Kedua tim memiliki budaya dan filosofi sepak bola menyerang yang indah. Portugal selama ini dianggap sebagai Brasil-nya Eropa. Sedangkan di mata saya saat ini, Spanyol mampu memadukan Jogo Bonito dari Brasil dengan total football dari Belanda secara sempurna.
Portugal dari pertandingan ke pertandingan mampu menunjukkan peningkatan performa. Kemampuan Ronaldo secara individu juga terus meningkat. Hanya, ada persoalan fisik dan psikologis di tim ini.
Dalam laga terakhir melawan Cek, kelihatan sekali bahwa beberapa pemain Portugal mulai mengalami kelelahan pada menit-menit terakhir, sehingga sering terjadi kesalahan passing. Di babak pertama laga itu, tekanan dari lawan juga sempat membuat para pemain Portugal emosi dan cenderung bermain individual.
Padahal malam nanti mereka akan menghadapi Spanyol, yang selalu mengutamakan penguasaan bola sepanjang pertandingan. Spanyol memiliki kelebihan dalam permainan tiki-taka yang diwarnai mobilitas pemainnya, baik dalam menyerang maupun bertahan.

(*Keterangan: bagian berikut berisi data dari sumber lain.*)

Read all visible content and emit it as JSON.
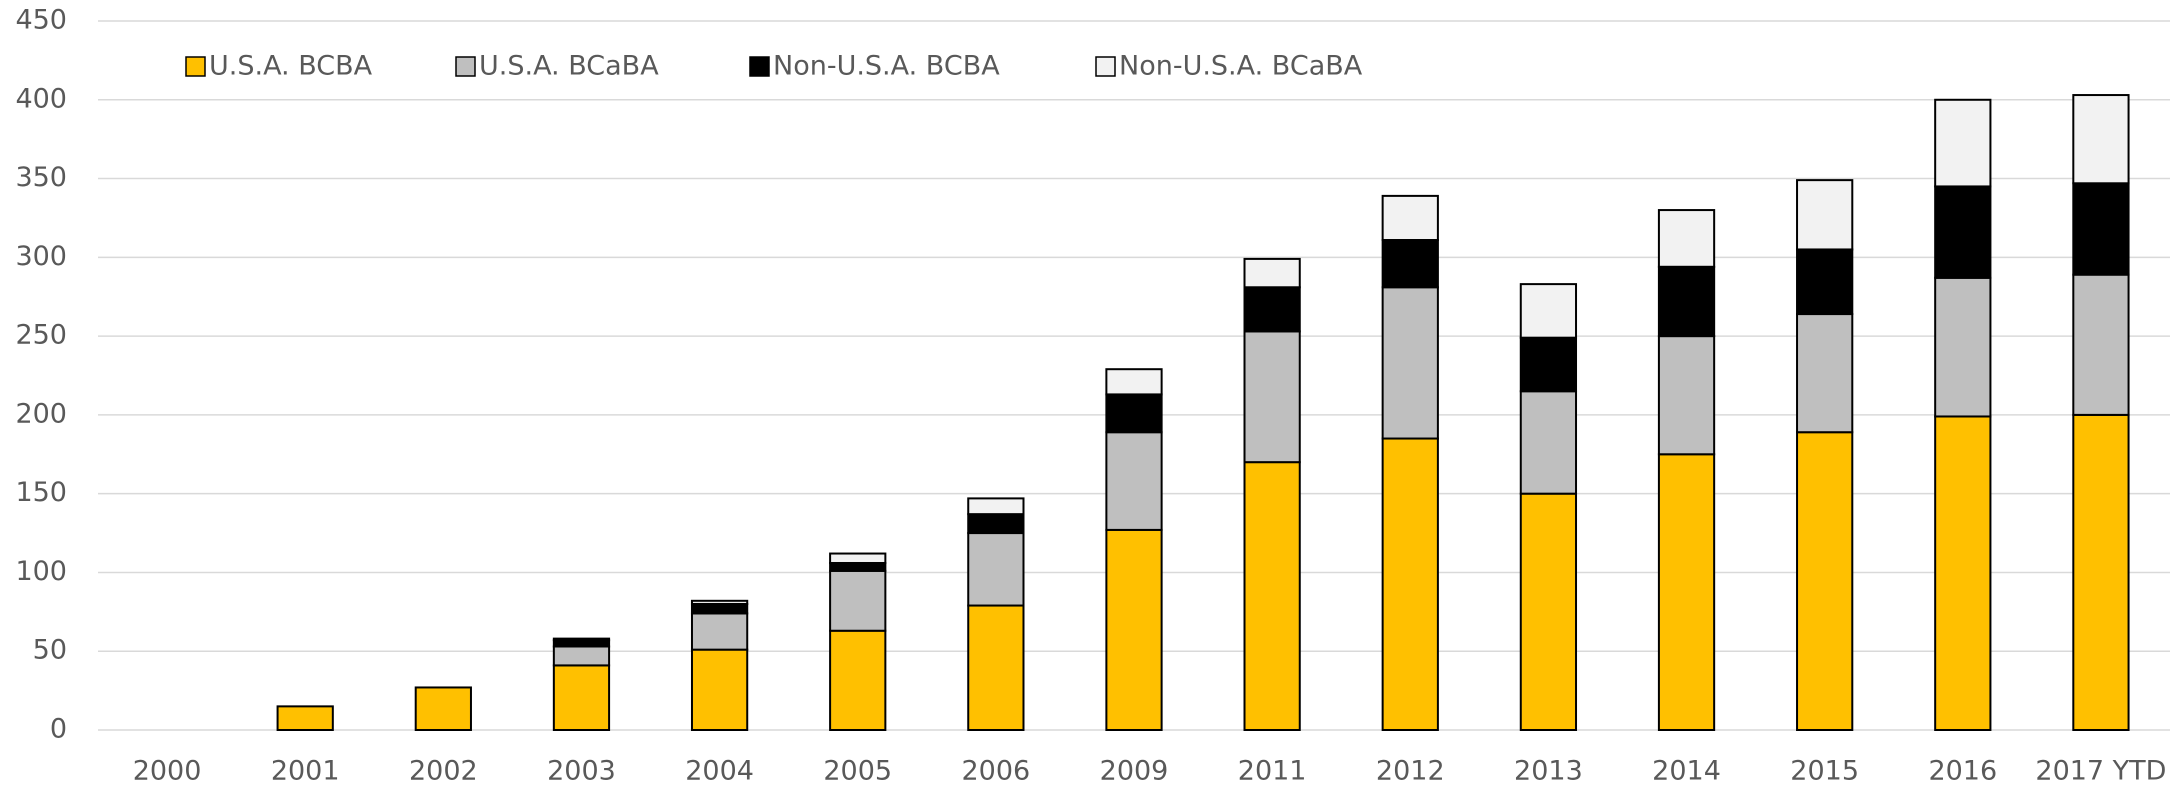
{
  "chart_data": {
    "type": "stacked_bar",
    "categories": [
      "2000",
      "2001",
      "2002",
      "2003",
      "2004",
      "2005",
      "2006",
      "2009",
      "2011",
      "2012",
      "2013",
      "2014",
      "2015",
      "2016",
      "2017 YTD"
    ],
    "series": [
      {
        "name": "U.S.A. BCBA",
        "color": "#FFC000",
        "values": [
          0,
          15,
          27,
          41,
          51,
          63,
          79,
          127,
          170,
          185,
          150,
          175,
          189,
          199,
          200
        ]
      },
      {
        "name": "U.S.A. BCaBA",
        "color": "#BFBFBF",
        "values": [
          0,
          0,
          0,
          12,
          23,
          38,
          46,
          62,
          83,
          96,
          65,
          75,
          75,
          88,
          89
        ]
      },
      {
        "name": "Non-U.S.A. BCBA",
        "color": "#000000",
        "values": [
          0,
          0,
          0,
          4,
          6,
          5,
          12,
          24,
          28,
          30,
          34,
          44,
          41,
          58,
          58
        ]
      },
      {
        "name": "Non-U.S.A. BCaBA",
        "color": "#F2F2F2",
        "values": [
          0,
          0,
          0,
          1,
          2,
          6,
          10,
          16,
          18,
          28,
          34,
          36,
          44,
          55,
          56
        ]
      }
    ],
    "ylim": [
      0,
      450
    ],
    "yticks": [
      0,
      50,
      100,
      150,
      200,
      250,
      300,
      350,
      400,
      450
    ],
    "grid": true,
    "legend": "top-left"
  }
}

Namun faktor ini juga menjadi sisi lemah Spanyol. Sebab, sering kali tim itu kebobolan ketika menghadapi serangan balik. Dengan permainan total football yang dimainkan Spanyol, pemain belakang, seperti Pique dan Ramos, pun sering maju membantu penyerangan, sehingga memunculkan celah di sektor pertahanan mereka. Padahal Portugal justru sangat mengutamakan penetrasi dari Ronaldo dan Nani, yang unggul dalam hal kecepatan.
Dalam laga ini, Portugal harus mewaspadai serangan sisi kiri Spanyol lewat Andres Iniesta dan Jordi Alba. Tiki-taka Sergio Busquets, Xabi Alonso, dan Xavi Hernandez juga membahayakan. Shooting jarak jauh Alonso dan Xavi juga akan menjadi ancaman bagi kiper Portugal.
Spanyol juga harus mewaspadai serangan balik Portugal. Mereka harus mampu menghindari pelanggaran di dekat kotak penalti karena lawan memiliki Ronaldo, yang mempunyai tendangan yang sangat akurat.
Kalau melihat secara kualitas, saya harus menjagokan Spanyol lolos ke partai final nanti. Dari segi permainan, kolektivitas, dan regenerasi, tim Spanyol adalah panutan dan tim terbaik dalam sepak bola dunia.